Closed zhangfeiyu5610 closed 1 month ago
Please follow the template to share your reproduced steps.
first, i build the llama-7b model follow this ''' python convert_checkpoint.py --model_dirllama_7B-hf \ --output_dir checkpoint_trt/llama_7B-hf \ --dtype float16
trtllm-build --checkpoint_dir checkpoint_trt/llama_7B-hf \
--output_dir /data/uclai/trt_models/llama_7B-hf \
--gemm_plugin float16 \
--streamingllm enable
'''
then i try to use model to generate tokens follow this
'''
python3 ../run.py --max_output_len=50 \
--tokenizer_dir llama_7B-hf \
--engine_dir=/data/uclai/trt_models/llama_7B-hf \
--max_attention_window_size=2048 \
--sink_token_length=4
'''
result as
'''
Input [Text 0]: " Born in north-east France, Soyer trained as a"

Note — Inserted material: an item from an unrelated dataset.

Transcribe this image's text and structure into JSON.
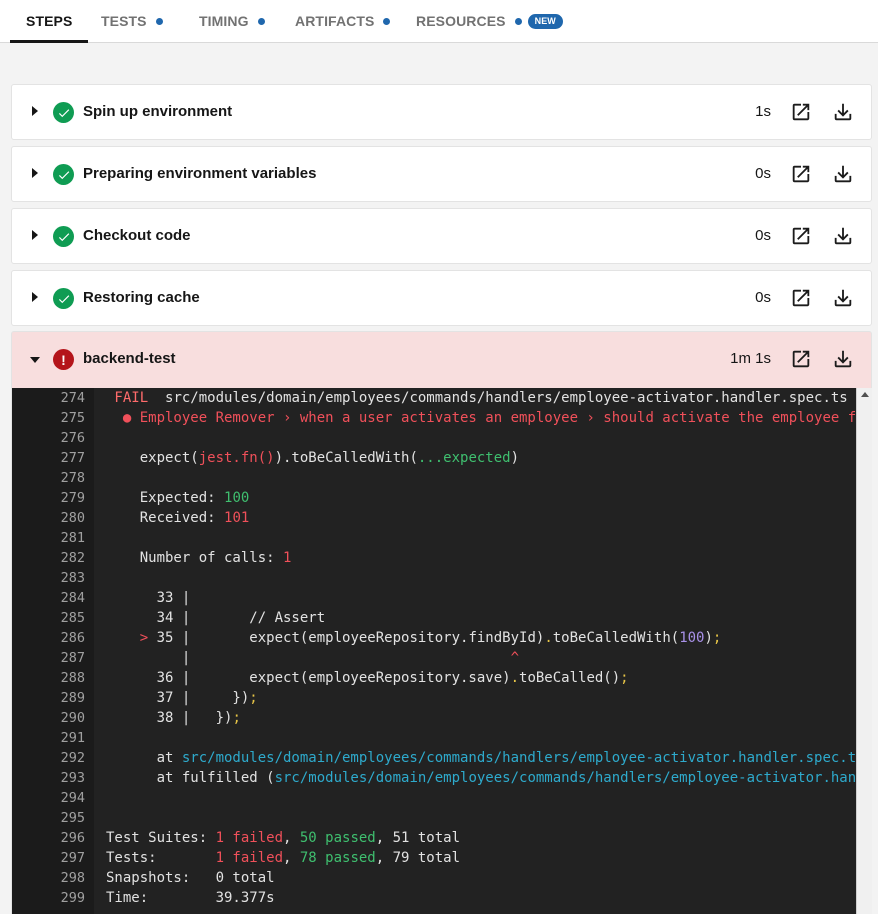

Output [Text 0 Beam 0]: len(output_text)=186
"chef in Paris and London before moving to New York in 1850. He was the first chef to be hired by the newly opened Delmonico’s restaurant, where he worked for 10 years. He then opened his"
'''
The result is normal,but when i try to generate more tokens by streamllm follow this
'''
python3 ../run.py --max_output_len=4096 \
--tokenizer_dir llama_7B-hf \
--engine_dir=/data/uclai/trt_models/llama_7B-hf \
--max_attention_window_size=2048 \
--sink_token_length=4
'''
error as:
'''
Traceback (most recent call last):
File "tensorrt_llm/v0.8.0/examples/seq_monkey/../run.py", line 565, in
Your output sequence length during running run.py is larger than the max sequence length of engine (it should be set as 2048 by default).
How should I cancel the length limit of this engine, because I want to generate length as long as possible through streamingllm
You should set the max input length durgin building engine.
When I experiment with streamingllm in llama with this (https://github.com/NVIDIA/TensorRT-LLM/tree/main/examples/llama#run-llama-with-streamingllm), i wonder why always report length-related errors。when i run the run.py script,if i set max_seq_len longer than model_config.max_seq_len,error follows as: ''' Traceback (most recent call last): File "tensorrt_llm/v0.8.0/examples/seq_monkey/../run.py", line 565, in
main(args)
File "tensorrt_llm/v0.8.0/examples/seq_monkey/../run.py", line 414, in main
runner = runner_cls.from_dir(**runner_kwargs)
File "/usr/local/lib/python3.10/dist-packages/tensorrt_llm/runtime/model_runner_cpp.py", line 168, in from_dir
assert max_seq_len <= model_config.max_seq_len
AssertionError
'''
i dont know how streamingllm works, how can i fix it?